Written by El Puerquito Magnifico
When it was announced that Paramount Pictures and MTV would be making the latest offering from Johnny Knoxville & Co. available for free download, I was intrigued. It was an interesting way to promote a movie, and I certainly wanted to check it out for my review. Unfortunately, I was caught in the middle of a winter storm and my internet was knocked out all weekend. Lucky for me (and you), I received a copy of Jackass 2.5 in the mail, so I was able to watch it after all.
Before opening the package, the question entered my mind: Do I actually need to review this movie? Unless you’ve been living under a rock for the past eight years, you know the cast of the Jackass TV show and films, and if you know who they are and what they’re all about, you already know whether or not you want to watch this movie. I’m not going to convince you that you want to watch a bunch of drunks hit golf balls off of tees perched precariously in their buttholes. If you want to watch these guys fill squirt guns with urine and shoot them at each other, my negative review will do nothing to stop you from doing so. You either like Jackass or you don’t, there isn’t usually much of a middle ground. People generally fall into two camps, those who find the Jackass boys to be humorous and those who find them to be… well, a bunch of jackasses.
The story behind Jackass 2.5 is that they filmed tons of footage for Jackass Number 2, and this is the leftovers. The stuff that didn’t make the cut for a variety of reasons. Actually, as far as I can tell, there’s only two reasons. One is that a lot of this stuff just isn’t that funny. It’s a lot of rehashed jokes that you’ve seen before, or jokes that just didn’t deserve to be in the movie. You pick the best skits for a theatrical release, and the stuff that isn’t good enough gets recycled as a DVD extra or, in this case, another, not-quite-feature-length, movie.

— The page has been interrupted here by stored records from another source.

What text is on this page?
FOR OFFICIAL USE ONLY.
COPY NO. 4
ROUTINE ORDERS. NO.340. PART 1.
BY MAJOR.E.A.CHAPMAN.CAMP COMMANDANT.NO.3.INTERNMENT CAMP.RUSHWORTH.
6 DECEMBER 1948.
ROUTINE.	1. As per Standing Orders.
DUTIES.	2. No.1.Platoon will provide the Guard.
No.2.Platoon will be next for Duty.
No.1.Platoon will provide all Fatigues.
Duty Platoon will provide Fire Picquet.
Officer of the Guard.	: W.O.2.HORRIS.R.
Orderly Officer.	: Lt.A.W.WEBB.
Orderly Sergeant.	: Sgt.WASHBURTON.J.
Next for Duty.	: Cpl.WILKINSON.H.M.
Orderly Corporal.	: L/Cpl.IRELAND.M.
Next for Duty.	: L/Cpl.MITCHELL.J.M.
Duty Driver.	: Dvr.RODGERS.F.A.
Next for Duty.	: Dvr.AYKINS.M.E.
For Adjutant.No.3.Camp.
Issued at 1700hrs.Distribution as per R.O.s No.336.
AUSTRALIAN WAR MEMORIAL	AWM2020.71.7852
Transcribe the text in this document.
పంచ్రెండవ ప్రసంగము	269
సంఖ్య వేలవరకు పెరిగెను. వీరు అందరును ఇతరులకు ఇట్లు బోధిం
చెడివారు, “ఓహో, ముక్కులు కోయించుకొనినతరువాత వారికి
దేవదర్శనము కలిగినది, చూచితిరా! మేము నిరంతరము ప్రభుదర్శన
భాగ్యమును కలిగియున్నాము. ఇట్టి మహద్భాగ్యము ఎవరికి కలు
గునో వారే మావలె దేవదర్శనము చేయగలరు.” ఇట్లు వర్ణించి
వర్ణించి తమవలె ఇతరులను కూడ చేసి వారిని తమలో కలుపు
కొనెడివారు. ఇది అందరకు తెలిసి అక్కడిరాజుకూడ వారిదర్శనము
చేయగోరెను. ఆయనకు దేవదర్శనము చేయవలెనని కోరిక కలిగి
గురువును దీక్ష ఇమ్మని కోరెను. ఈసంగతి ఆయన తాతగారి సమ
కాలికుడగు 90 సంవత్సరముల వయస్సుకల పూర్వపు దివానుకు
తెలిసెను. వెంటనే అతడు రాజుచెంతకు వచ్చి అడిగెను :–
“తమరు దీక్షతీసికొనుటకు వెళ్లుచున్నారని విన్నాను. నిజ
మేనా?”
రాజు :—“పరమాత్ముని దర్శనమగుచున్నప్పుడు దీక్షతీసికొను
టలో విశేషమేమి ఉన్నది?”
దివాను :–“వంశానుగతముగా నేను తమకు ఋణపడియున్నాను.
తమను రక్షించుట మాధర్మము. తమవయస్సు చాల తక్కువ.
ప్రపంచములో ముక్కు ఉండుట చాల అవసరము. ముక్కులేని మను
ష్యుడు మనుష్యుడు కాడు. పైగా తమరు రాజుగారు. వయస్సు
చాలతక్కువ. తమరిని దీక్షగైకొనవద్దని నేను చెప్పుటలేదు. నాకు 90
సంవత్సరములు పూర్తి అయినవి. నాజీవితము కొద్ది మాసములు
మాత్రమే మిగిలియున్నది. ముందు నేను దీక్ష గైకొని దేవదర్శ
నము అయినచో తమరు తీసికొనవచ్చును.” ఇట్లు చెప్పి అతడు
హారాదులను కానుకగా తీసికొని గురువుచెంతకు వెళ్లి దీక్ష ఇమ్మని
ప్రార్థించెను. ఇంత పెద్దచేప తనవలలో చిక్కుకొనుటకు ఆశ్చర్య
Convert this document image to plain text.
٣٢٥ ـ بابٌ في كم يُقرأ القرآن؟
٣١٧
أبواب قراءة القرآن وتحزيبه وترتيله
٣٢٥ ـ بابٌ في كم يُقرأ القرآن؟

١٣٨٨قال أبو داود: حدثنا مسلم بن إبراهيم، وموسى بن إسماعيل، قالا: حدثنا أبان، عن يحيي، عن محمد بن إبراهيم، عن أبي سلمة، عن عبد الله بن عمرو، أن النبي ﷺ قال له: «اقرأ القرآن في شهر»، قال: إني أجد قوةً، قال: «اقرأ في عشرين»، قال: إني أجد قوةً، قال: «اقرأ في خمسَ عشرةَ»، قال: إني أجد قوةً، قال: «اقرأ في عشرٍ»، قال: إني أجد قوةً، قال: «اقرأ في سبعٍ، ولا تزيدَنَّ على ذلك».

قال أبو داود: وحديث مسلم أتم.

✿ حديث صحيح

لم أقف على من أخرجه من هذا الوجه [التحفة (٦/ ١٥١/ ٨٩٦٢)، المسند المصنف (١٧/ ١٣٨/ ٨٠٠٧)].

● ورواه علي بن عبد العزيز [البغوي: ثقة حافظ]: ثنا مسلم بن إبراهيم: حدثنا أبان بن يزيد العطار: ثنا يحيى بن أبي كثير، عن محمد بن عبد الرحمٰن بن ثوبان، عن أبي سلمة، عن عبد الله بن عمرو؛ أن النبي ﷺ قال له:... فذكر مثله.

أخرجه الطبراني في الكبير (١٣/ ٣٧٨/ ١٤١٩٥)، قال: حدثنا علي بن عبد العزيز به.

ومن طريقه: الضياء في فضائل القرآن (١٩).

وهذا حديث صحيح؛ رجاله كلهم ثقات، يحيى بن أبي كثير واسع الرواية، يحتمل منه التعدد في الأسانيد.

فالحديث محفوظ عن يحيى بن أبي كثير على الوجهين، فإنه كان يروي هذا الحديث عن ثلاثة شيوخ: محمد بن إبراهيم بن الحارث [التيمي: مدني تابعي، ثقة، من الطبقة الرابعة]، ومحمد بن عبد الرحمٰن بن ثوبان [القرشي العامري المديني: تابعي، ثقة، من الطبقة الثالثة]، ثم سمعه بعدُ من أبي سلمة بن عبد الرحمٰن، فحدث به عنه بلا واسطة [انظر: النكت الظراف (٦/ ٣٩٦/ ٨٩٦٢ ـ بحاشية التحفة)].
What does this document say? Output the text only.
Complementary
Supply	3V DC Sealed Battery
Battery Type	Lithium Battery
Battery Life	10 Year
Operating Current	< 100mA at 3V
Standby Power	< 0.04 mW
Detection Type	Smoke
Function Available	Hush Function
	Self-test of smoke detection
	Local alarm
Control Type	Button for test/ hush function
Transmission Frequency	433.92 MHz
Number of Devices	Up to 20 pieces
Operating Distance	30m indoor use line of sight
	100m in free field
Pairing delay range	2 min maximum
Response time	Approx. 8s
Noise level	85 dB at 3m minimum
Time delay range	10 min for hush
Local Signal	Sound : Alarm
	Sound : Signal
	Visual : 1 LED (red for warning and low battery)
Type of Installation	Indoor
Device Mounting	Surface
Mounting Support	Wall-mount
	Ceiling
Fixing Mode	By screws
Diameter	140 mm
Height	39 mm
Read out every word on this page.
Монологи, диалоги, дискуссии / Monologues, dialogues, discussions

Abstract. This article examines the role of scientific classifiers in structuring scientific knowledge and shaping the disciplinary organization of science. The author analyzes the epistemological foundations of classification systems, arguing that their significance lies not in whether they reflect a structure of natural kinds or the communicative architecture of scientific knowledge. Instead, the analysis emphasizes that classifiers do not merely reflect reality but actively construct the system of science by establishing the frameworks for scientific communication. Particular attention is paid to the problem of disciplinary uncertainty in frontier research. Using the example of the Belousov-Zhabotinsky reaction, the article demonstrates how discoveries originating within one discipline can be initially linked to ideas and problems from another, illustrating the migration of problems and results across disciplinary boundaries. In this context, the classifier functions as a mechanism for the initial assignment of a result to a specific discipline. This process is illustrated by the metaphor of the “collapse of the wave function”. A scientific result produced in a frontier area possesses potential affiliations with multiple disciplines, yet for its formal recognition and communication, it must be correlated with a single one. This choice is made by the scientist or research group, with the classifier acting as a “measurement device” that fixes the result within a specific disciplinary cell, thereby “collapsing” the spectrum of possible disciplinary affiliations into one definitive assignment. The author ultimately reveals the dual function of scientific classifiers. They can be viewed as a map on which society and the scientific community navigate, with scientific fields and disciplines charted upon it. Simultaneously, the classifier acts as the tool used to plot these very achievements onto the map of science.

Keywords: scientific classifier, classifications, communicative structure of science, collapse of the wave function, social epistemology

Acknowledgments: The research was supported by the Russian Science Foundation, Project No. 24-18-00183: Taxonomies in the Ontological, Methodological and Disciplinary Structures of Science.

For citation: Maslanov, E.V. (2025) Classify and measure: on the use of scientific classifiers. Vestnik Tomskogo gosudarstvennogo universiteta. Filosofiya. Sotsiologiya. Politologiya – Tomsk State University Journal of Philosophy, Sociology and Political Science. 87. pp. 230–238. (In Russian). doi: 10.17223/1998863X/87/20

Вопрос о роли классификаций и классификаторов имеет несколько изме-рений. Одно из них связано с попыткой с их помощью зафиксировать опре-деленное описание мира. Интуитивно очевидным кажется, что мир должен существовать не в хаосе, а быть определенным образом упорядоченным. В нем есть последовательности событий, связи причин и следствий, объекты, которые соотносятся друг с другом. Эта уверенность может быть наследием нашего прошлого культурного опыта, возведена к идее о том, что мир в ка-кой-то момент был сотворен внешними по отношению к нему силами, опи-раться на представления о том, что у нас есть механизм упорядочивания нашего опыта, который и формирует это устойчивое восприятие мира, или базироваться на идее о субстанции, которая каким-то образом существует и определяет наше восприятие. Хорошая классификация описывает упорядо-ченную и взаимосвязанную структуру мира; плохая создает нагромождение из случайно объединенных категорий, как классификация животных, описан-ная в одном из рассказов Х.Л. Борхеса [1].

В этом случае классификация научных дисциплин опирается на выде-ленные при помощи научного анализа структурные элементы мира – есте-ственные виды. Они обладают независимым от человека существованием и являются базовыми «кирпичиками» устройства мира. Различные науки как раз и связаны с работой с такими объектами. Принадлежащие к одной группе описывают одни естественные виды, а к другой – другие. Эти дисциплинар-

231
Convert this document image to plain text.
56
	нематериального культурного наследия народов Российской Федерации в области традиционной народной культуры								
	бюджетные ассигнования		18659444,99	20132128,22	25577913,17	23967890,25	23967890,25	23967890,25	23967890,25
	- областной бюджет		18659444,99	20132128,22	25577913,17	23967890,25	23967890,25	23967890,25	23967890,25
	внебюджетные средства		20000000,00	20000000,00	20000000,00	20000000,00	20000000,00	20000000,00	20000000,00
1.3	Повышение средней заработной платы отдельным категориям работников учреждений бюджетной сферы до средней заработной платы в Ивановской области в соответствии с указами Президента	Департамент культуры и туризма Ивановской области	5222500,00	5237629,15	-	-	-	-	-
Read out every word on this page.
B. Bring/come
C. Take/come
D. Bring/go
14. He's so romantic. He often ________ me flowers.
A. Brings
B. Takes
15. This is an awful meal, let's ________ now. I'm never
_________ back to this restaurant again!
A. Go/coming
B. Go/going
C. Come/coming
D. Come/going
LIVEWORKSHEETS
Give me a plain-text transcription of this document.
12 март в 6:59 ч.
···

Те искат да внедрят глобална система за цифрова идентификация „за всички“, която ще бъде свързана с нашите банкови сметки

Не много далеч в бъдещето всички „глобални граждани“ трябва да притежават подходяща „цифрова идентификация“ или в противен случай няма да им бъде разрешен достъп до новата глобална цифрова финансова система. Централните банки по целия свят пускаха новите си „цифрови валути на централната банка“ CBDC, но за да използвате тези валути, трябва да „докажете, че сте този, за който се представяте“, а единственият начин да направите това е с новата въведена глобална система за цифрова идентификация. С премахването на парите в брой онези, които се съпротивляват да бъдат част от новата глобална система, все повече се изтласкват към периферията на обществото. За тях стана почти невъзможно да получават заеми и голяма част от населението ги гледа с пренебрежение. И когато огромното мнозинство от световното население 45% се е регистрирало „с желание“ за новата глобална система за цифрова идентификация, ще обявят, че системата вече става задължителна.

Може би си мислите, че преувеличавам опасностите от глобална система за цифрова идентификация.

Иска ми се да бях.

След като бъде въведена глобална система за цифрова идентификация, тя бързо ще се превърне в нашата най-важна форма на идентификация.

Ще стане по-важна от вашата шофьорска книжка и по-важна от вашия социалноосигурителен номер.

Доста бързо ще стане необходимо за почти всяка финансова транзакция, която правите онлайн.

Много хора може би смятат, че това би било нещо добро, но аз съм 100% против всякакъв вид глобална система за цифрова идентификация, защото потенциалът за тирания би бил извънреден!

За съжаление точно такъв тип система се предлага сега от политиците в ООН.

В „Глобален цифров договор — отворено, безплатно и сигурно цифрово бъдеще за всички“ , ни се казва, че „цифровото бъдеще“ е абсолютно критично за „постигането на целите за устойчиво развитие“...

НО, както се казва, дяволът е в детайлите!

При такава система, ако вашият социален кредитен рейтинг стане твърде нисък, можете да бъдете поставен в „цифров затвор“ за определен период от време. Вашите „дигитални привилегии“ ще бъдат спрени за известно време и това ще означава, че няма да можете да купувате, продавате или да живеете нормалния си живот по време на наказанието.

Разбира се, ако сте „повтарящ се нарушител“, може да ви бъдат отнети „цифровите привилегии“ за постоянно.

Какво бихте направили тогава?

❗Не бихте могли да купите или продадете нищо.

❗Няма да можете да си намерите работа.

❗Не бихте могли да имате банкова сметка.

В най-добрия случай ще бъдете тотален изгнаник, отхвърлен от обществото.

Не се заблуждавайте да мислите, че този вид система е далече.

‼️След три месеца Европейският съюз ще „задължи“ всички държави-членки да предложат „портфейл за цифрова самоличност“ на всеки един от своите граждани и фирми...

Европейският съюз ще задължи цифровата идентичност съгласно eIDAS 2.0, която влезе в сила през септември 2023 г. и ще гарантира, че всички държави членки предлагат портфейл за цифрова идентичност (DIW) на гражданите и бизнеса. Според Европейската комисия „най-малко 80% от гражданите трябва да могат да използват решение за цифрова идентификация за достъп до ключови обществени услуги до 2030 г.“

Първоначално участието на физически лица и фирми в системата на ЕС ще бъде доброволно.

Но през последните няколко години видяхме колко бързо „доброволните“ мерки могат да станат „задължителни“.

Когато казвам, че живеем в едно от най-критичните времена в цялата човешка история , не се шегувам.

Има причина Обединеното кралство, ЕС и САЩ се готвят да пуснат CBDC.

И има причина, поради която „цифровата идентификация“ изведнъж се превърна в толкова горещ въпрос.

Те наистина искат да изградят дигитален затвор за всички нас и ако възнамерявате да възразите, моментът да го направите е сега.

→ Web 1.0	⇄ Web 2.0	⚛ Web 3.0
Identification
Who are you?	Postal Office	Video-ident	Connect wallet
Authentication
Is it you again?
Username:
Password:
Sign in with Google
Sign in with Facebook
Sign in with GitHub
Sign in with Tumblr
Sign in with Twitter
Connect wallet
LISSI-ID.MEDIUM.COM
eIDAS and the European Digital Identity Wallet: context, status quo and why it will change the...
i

The other reason a lot of this material didn’t make the movie is that it’s really disgusting. I mean, disgusting even by Jackass standards. There’s more puking in this movie, more flatulence, more accidental (and intentional) pooping and more nutsacks in this movie than in any other Jackass movie, and this one is only an hour long!
While it is the most hit-or-miss of the Jackass films, when it hits, it hits hard. I’m not going to act like I didn’t laugh out loud on more than one occasion (but to be fair, I had been drinking, which is probably the preferred state of mind when watching a movie like this). It was pretty cool and somehow very appropriate to see the boys in India with the man who holds the Guinness World’s Record for the longest fingernails. It was even cooler to see Steve-O drink beer poured over that man’s 50-year-old growths, and then throw it all back up. I mean, that’s entertainment! We also got to glean a little insight from Johnny Knoxville concerning his love of the “old man” character he often plays. It’s the only time he can go out in public without being recognized and pull some pranks like he used to back in the old days.
Long story short, it goes like this: If you like Jackass, you’ll like this movie. You probably just won’t like it quite as much as all the other Jackass stuff that came before it.
The DVD features a “Making of Jackass 2.5” feature, which is basically the same movie, but told in a slightly different way. Sort of like the Richard Donner cut of Superman II, the only major difference being that in this film, you get to see the star peeing on the director. There’s also a Making of Jackass: The Game, which shows how the guys did some motion-capture stuff for their upcoming video game, which actually looks pretty fun. A lot of work went into making sure the game captured the essence of the show.